Thanks a lot for simple and detail description, I hope apple documentation was that simple !

The way I had been capturing touchend events is create my own class inherited from the class intended and use it instead of IB. The downside is that I will hv to program each and everything on that approach. And I override touchend method in my class and handle things from there.

but here, navigationcontroller is set up for me. [I would also like to know create a nav based app from scratch without using nav based application template, but that's later]. How can I get a touch event for navigationcontroller.navigationBar ?

http://www.iphonedevsdk.com/forum/i...der-uicontrol-hijacking-touches-question.html

is this link helpful ? i am still reading !

--ch
 
anyone ?

Is there a way I can register my navigation bar for getting notification to a function of my choice when it is clicked ?

--CH
 
You could just stick an invisible button over the top of it.

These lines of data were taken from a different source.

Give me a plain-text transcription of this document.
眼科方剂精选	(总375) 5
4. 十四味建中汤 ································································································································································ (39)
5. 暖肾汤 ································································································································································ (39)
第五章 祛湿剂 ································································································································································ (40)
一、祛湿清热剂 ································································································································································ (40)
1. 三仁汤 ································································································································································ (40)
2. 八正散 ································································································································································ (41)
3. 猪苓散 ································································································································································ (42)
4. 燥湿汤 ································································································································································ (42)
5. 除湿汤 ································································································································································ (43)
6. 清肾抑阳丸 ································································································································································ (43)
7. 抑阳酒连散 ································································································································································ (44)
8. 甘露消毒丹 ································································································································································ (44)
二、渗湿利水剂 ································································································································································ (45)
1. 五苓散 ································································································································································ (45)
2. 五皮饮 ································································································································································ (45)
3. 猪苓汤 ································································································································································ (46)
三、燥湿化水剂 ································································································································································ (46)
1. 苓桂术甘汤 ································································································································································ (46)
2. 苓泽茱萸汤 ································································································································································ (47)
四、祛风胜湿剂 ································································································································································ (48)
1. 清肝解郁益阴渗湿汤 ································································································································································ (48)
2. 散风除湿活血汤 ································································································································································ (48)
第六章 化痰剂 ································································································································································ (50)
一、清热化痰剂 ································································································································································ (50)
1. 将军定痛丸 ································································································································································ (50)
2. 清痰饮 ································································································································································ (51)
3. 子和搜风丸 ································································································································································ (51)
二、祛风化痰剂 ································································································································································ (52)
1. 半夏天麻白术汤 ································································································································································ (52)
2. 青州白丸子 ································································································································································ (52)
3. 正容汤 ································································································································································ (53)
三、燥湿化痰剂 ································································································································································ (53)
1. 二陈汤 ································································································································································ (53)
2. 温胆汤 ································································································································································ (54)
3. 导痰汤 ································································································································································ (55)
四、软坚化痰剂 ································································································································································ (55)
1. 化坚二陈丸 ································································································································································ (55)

But you should be able to intercept the touches from it using the touchesBegan, etc methods of UIResponder. I think there's a touchInView method somewhere which allows you to specify which view is responding so that you could have a condition that means it only performs some code when the nav bar is touched.

Remember the responder chain goes through all the views and subviews touched, the view controllers and finally the application so you don't need to subclass everything neccessarily.

Sorry not to be more specific but I'm not at my Mac and don't have access to any code at the moment. But the above should work. And an invisible UIButton is a simple hack.